Entrepreneur and pilot, Gopichand Thotakura is aiming for a place in Indian space history
The Hindu
Indian businessman Gopichand Thotakura joins Blue Origin's space flight, aiming to become India's second astronaut.
Earlier this month, Jeff Bezos-owned Blue Origin announced six crew members who would be part of a forthcoming commercial flight to space. Of interest to India is one participant, Gopichand Thotakura, an Indian businessman and pilot, who is based in the United States.
While an actual launch date has not been specified, a successful trip to space could make Mr. Thotakura the first Indian in space since Rakesh Sharma, who in April 1984 became — and remains — the only Indian to have the honour, when he went aboard the Russian Soyuz T-11 spacecraft.
In a media statement, Mr. Thotakura describes himself as the “first civilian Indian astronaut”. In response to questions from The Hindu, he reasoned that he would be an astronaut because anyone who crosses the Karman Line — the boundary that separates Earth’s atmosphere and outer space, and is at about 80 km above sea level — is considered one.
Given that the New Shepard rocket (NS-25), the Blue Origin vehicle, climbs to a 100 km from the Earth’s surface, stays in space long enough for the crew aboard to experience weightlessness and allows one to observe the Earth’s curvature, it ticks all the boxes for a space trip. Rakesh Sharma, who spent a week in the Russian space station, fits the classical definition of an astronaut, however it is unclear if Mr. Thotakura would be described as one.
Until 2021, these distinctions did not matter because all human spaceflight until then involved military personnel and astronauts who were trained as such and part of missions that involved either living in space or being part of test flights.
The United States’ Federal Aviation Administration (FAA), which issues commercial space licences and verifies launch or re-entry vehicles that carry humans, has since 2021 stopped designating spacefarers as “astronauts”.

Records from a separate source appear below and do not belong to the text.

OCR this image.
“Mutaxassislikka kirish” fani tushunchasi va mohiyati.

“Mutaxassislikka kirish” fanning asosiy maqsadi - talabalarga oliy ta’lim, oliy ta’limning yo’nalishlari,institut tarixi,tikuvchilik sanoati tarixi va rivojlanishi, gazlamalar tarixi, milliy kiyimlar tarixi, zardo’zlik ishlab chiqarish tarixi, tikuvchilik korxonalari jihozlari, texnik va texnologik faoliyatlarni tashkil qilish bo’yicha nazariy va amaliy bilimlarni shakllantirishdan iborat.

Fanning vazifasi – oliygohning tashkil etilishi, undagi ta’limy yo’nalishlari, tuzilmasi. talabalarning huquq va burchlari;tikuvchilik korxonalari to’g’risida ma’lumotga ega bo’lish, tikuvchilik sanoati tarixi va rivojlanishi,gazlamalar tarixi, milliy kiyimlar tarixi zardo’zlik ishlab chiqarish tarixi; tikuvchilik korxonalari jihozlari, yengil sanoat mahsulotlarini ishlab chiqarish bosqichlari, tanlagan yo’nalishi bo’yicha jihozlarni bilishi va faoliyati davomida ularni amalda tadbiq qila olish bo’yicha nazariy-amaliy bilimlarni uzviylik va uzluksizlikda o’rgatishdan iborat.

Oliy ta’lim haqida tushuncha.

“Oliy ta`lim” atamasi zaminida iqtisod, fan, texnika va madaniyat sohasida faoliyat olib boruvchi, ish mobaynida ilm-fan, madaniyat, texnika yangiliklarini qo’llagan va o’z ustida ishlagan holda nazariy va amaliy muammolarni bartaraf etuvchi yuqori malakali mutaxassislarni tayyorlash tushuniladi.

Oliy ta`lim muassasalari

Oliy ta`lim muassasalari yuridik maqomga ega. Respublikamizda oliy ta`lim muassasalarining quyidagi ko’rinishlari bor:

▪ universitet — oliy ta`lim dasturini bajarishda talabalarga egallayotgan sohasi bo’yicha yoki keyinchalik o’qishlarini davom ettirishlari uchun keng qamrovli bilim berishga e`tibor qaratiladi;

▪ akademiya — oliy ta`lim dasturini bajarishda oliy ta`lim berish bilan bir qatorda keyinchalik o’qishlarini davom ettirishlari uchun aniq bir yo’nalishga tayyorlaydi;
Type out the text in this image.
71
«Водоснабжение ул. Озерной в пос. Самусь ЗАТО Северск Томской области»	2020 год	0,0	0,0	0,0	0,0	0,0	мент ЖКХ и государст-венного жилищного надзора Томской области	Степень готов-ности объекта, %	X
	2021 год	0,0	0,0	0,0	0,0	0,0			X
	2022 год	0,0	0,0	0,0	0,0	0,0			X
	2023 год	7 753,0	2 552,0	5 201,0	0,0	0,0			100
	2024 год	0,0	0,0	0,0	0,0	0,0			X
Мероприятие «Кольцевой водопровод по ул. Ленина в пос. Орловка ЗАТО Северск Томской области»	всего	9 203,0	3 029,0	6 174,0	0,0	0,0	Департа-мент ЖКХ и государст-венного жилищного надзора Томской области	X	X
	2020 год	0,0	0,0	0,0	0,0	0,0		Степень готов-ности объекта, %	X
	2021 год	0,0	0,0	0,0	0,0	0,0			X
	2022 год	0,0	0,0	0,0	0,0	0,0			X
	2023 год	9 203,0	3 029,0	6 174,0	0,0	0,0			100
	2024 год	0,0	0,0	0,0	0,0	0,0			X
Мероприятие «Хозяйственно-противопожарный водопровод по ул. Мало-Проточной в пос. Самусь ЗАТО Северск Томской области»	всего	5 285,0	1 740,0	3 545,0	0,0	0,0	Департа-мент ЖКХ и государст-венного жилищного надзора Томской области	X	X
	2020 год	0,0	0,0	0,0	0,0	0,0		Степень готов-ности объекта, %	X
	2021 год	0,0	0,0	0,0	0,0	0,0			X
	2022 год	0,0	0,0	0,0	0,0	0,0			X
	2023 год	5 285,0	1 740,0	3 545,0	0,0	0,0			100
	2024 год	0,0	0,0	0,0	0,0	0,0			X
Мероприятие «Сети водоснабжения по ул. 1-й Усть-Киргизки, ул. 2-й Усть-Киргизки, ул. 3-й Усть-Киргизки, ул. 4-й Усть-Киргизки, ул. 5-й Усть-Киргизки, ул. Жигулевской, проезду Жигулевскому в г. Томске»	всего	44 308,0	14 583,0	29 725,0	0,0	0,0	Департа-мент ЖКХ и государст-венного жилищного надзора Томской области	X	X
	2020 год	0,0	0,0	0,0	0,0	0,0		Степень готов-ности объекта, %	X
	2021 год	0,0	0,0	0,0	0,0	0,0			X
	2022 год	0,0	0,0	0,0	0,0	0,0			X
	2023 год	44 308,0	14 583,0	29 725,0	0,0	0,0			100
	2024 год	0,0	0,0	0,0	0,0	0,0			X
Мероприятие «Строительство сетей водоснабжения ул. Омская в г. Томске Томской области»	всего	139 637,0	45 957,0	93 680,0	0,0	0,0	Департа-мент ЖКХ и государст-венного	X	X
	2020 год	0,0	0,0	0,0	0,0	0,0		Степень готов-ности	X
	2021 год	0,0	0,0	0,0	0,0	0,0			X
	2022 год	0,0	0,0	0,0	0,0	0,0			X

In 2004, the FAA had launched a “commercial astronaut wings” programme that awarded a $10 million prize to launch a reusable spacecraft that could carry people to the Karman boundary, and return and repeat a launch in two weeks. However those part of NASA’s training programme, irrespective of whether they actually go into space, are designated as astronauts though they are given different categories of astronauts depending on the activities executed.